CHU de Bordeaux : Les urgences toujours régulées et des recrutements à tour de bras

Le CHU de Bordeaux veut jouer sur tous les fronts pour enrayer la pénurie de personnels médicaux et paramédicaux, et se préparer au mieux à de futures périodes difficiles. Depuis le début de l’été, il a recruté 1.000 personnes. « On a jamais recruté autant en quatre mois mais il ne faut pas relâcher l’effort, pointe Yann Bubien, directeur du CHU bordelais. Il faut aussi qu’elles se plaisent et restent. » Avec plus de 14.500 employés, l’établissement est le premier employeur régional.

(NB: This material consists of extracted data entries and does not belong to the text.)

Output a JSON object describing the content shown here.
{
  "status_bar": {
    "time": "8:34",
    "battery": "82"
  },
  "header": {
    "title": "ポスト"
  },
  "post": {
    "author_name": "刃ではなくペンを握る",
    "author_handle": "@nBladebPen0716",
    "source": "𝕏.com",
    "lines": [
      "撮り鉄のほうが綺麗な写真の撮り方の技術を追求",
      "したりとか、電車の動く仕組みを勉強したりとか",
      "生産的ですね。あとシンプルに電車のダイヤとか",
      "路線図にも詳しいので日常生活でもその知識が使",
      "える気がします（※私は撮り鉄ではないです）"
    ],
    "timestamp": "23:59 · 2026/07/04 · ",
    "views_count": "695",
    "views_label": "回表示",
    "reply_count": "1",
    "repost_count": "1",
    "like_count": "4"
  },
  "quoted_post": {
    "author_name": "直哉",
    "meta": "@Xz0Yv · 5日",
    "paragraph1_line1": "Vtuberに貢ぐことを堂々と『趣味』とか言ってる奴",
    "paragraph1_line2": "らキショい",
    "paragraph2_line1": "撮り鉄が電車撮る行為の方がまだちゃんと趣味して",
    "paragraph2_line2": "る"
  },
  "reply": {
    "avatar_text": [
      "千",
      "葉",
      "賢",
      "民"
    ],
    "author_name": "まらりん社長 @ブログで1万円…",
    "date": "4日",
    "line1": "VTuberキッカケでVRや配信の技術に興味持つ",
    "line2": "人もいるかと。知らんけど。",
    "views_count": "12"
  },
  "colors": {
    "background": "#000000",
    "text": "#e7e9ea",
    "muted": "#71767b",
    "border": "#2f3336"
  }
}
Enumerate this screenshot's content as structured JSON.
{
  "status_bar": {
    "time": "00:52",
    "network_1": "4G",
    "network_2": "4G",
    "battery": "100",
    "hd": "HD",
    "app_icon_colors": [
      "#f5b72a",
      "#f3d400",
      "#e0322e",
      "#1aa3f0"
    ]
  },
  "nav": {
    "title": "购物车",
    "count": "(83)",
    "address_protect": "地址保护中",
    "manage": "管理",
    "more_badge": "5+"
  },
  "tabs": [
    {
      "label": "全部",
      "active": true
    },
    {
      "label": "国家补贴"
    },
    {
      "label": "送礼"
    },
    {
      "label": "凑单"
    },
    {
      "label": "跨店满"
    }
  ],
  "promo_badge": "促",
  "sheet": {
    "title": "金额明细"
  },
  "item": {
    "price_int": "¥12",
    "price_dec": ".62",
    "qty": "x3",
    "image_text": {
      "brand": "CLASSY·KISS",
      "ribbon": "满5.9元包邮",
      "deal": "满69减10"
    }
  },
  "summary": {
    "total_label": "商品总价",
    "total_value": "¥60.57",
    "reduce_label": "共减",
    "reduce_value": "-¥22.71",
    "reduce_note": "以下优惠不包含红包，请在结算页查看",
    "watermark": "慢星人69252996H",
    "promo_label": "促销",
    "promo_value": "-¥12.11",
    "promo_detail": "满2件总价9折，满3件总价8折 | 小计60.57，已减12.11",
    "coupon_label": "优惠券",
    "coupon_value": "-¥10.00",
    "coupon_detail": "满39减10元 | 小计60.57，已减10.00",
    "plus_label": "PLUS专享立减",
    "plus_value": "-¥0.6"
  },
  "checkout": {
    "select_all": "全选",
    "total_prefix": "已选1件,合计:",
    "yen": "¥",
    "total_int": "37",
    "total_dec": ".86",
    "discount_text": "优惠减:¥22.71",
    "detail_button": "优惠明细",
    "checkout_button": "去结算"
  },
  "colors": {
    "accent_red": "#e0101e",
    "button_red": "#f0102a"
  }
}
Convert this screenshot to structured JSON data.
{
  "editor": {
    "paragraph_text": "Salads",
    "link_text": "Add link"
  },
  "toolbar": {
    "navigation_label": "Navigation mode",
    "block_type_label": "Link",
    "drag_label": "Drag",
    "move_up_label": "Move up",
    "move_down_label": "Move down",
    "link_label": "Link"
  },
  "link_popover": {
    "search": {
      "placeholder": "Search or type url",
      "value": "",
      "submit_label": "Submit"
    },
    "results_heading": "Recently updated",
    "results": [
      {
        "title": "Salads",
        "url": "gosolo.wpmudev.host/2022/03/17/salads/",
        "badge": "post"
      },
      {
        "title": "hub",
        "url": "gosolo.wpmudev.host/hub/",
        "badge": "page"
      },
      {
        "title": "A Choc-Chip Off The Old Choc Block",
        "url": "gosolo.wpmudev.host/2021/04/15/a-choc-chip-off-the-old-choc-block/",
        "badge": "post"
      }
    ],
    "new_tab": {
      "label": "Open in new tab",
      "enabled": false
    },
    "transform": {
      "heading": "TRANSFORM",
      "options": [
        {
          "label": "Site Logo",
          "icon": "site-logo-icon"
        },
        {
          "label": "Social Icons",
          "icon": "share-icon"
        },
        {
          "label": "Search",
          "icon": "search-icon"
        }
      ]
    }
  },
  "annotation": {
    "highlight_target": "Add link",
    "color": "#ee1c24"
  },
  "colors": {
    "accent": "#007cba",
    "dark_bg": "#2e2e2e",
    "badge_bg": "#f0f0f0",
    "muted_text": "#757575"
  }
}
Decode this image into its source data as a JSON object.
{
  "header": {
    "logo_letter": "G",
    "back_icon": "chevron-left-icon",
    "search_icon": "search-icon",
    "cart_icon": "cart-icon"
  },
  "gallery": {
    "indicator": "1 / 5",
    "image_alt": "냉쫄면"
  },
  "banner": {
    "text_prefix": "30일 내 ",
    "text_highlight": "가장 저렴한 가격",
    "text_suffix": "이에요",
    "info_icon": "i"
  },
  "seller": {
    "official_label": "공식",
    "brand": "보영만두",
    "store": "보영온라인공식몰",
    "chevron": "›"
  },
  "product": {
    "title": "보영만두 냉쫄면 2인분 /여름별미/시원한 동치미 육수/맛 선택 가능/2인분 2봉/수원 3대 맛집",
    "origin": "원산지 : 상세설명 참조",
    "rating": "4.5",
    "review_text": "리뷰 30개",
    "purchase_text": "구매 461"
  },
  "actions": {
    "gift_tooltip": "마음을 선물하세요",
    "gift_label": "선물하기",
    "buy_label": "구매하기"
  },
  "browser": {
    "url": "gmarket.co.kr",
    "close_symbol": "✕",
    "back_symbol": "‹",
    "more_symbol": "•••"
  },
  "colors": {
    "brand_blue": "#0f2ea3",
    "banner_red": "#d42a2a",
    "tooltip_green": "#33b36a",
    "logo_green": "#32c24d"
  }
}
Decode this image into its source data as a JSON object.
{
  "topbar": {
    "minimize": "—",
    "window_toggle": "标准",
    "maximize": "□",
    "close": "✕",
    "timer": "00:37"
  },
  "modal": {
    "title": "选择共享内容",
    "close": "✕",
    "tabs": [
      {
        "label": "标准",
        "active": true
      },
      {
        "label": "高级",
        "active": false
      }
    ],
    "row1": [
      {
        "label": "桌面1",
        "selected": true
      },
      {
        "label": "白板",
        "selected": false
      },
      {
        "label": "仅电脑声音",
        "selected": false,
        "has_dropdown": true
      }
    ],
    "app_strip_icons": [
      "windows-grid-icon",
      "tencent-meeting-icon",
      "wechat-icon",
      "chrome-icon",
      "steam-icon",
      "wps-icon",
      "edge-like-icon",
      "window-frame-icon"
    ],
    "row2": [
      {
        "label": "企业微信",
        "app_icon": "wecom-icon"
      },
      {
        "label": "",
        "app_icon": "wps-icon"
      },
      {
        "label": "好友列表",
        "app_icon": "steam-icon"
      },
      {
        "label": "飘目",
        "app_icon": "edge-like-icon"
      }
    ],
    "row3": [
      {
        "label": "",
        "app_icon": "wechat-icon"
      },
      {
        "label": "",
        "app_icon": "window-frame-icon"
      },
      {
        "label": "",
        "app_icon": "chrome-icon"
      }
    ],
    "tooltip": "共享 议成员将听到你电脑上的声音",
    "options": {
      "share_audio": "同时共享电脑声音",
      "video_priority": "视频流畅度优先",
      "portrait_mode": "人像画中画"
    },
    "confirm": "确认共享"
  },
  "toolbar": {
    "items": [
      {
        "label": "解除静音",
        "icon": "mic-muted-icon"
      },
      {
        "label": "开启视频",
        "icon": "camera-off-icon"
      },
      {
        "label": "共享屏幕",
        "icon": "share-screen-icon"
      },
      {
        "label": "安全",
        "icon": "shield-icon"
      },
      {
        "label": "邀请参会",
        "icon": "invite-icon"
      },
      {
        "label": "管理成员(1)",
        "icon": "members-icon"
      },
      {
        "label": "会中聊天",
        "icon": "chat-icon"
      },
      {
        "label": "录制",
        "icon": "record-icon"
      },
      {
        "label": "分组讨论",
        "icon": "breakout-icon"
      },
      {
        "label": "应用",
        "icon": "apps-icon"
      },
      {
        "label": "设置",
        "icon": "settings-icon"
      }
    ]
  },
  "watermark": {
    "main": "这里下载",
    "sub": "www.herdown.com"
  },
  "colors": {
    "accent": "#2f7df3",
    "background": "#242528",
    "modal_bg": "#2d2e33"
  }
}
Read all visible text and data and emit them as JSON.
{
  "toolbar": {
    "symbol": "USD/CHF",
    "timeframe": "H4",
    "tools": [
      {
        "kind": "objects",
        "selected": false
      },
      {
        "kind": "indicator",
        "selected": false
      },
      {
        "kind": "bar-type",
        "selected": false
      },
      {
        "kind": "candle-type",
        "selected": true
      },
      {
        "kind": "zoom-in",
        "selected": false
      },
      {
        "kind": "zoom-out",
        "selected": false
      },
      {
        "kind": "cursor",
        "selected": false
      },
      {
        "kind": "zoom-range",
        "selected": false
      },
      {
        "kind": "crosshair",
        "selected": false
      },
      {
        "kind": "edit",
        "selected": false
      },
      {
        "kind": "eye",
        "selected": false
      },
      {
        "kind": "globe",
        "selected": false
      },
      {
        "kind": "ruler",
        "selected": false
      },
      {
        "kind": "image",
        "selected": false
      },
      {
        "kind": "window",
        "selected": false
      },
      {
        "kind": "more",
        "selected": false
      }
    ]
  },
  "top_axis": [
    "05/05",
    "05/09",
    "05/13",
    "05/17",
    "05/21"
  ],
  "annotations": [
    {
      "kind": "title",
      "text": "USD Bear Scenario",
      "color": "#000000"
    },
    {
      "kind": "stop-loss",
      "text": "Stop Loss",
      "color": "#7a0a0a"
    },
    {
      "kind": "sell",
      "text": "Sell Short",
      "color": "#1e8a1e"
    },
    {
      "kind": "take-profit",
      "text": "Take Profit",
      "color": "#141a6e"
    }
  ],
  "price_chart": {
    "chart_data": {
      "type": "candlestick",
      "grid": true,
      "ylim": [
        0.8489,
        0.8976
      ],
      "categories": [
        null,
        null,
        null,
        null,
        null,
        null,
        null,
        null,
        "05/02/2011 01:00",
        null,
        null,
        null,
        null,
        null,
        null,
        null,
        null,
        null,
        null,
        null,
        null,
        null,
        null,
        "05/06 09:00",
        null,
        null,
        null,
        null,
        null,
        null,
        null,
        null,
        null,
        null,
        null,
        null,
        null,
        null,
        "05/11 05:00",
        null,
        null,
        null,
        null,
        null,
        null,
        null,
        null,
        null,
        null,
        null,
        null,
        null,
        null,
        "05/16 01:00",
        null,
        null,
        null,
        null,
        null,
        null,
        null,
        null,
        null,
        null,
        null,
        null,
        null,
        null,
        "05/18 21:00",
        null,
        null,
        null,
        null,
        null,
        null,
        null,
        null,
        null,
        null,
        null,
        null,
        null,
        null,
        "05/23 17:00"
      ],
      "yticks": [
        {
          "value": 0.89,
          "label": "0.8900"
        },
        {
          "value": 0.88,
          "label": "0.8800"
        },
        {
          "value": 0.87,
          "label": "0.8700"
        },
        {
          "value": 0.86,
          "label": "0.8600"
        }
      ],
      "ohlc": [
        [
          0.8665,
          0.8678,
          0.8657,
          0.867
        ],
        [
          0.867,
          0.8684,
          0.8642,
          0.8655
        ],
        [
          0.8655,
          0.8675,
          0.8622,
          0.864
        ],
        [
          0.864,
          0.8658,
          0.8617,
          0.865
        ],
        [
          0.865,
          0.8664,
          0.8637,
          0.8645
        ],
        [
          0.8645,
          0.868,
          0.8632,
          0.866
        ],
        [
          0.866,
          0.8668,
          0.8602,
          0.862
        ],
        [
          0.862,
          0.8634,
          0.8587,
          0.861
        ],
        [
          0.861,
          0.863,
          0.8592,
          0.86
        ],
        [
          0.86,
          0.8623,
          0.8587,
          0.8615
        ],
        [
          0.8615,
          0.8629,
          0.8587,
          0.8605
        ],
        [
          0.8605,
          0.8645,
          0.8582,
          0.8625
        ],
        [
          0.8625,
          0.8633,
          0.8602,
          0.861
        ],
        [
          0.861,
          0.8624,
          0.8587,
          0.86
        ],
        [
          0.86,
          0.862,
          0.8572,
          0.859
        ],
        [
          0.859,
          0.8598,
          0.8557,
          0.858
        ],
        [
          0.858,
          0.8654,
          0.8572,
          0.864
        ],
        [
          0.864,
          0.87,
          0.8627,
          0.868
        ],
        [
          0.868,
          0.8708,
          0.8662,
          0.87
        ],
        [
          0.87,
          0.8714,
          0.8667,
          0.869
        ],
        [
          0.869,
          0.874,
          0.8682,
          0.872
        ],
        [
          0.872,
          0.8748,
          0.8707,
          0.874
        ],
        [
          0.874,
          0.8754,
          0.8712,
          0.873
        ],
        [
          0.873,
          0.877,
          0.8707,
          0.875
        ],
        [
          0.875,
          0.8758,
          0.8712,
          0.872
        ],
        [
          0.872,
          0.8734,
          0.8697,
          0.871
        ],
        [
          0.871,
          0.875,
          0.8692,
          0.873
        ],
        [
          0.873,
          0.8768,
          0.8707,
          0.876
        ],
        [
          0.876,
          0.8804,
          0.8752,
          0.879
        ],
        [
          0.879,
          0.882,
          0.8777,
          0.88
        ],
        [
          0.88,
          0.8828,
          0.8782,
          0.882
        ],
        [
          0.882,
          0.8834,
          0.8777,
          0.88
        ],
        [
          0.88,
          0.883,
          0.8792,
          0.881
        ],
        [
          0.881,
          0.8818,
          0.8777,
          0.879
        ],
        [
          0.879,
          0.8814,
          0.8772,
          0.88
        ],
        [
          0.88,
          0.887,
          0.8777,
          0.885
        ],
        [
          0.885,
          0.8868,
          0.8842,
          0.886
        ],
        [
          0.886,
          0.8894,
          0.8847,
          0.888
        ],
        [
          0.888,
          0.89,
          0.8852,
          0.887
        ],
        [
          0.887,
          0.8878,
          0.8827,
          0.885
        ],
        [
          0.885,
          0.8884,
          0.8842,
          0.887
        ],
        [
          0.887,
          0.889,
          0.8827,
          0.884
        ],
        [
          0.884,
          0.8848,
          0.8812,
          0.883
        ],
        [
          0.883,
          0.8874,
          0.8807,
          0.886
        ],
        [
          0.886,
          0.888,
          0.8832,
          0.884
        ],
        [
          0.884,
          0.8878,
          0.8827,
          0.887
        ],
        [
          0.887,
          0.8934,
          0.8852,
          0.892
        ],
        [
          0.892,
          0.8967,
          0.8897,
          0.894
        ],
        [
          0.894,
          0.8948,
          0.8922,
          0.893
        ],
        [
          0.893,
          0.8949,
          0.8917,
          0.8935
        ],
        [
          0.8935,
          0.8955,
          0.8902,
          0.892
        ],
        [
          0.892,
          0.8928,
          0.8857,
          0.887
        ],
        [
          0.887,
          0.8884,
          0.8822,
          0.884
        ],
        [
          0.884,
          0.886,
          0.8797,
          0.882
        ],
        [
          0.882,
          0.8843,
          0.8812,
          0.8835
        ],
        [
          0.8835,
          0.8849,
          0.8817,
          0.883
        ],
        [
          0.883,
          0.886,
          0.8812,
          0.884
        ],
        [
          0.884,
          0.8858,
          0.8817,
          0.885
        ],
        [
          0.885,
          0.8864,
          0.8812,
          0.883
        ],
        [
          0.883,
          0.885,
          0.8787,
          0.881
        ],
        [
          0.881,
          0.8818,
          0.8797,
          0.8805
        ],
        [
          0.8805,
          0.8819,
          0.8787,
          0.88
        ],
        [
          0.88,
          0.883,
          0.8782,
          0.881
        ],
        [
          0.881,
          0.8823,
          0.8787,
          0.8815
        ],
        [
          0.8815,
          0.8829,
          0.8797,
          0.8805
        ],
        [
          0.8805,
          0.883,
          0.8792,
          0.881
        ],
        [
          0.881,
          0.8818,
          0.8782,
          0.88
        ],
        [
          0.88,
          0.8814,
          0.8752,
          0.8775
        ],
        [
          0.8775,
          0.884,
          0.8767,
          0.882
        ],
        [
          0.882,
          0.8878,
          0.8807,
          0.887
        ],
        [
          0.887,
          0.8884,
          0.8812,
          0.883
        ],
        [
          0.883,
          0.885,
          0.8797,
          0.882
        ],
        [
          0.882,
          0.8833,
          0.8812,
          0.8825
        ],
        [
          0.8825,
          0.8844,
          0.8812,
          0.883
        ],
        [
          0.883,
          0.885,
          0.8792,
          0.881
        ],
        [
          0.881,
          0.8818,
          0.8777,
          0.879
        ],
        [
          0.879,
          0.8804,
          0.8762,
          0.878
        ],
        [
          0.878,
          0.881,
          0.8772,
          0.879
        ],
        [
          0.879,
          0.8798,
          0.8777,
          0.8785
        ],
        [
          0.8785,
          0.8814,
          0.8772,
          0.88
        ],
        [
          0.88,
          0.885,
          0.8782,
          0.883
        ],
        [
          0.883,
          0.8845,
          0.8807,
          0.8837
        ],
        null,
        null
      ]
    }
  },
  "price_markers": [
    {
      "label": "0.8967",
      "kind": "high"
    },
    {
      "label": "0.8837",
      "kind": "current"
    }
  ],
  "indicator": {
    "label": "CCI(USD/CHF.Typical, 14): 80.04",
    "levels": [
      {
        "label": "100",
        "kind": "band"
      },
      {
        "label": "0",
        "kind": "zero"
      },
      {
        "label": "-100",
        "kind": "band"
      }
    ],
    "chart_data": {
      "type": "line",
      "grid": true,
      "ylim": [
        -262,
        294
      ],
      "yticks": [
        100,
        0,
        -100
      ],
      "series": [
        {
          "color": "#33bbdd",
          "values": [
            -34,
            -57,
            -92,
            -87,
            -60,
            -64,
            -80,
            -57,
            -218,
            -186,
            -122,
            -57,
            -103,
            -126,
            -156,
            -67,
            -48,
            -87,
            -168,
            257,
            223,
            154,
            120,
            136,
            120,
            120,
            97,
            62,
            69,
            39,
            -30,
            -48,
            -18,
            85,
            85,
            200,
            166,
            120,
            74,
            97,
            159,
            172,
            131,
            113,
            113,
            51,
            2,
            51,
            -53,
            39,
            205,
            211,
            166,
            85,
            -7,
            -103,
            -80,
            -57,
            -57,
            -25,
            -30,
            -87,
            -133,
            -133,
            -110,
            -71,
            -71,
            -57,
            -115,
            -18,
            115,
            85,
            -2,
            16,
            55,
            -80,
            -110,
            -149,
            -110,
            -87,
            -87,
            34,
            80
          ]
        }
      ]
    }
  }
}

Pour réussir à attirer dans son giron de nouveaux praticiens, l’établissement propose aux cadres et aux médecins de poster eux-mêmes les annonces sur les réseaux sociaux. Même si le nombre de recrutements a été important cet été, les postes en gériatrie trouvent difficilement preneurs. Le recrutement d’infirmiers et d’aides-soignants sur des postes de nuit est aussi très difficile. Les rémunérations de nuit ont été rehaussées. « On en attend beaucoup pour éviter les départs », confie Yann Bubien.

Former des régulateurs

Depuis le printemps, l’accès aux urgences de Pellegrin est régulé entre 17 h et 8 h. « On a enregistré une baisse d’activité de 20 à 25 % aux urgences de Pellegrin, pointe Philippe Revel, chef du pôle urgences adultes – SAMU SMUR. Et, dans le même temps, une augmentation du nombre d’appels (au 15), de l’ordre de 20 %. » Si les étudiants en médecine ont été sollicités pour aider à prendre les appels, des recrutements sont obligatoires en vue d’une pérennisation de la régulation.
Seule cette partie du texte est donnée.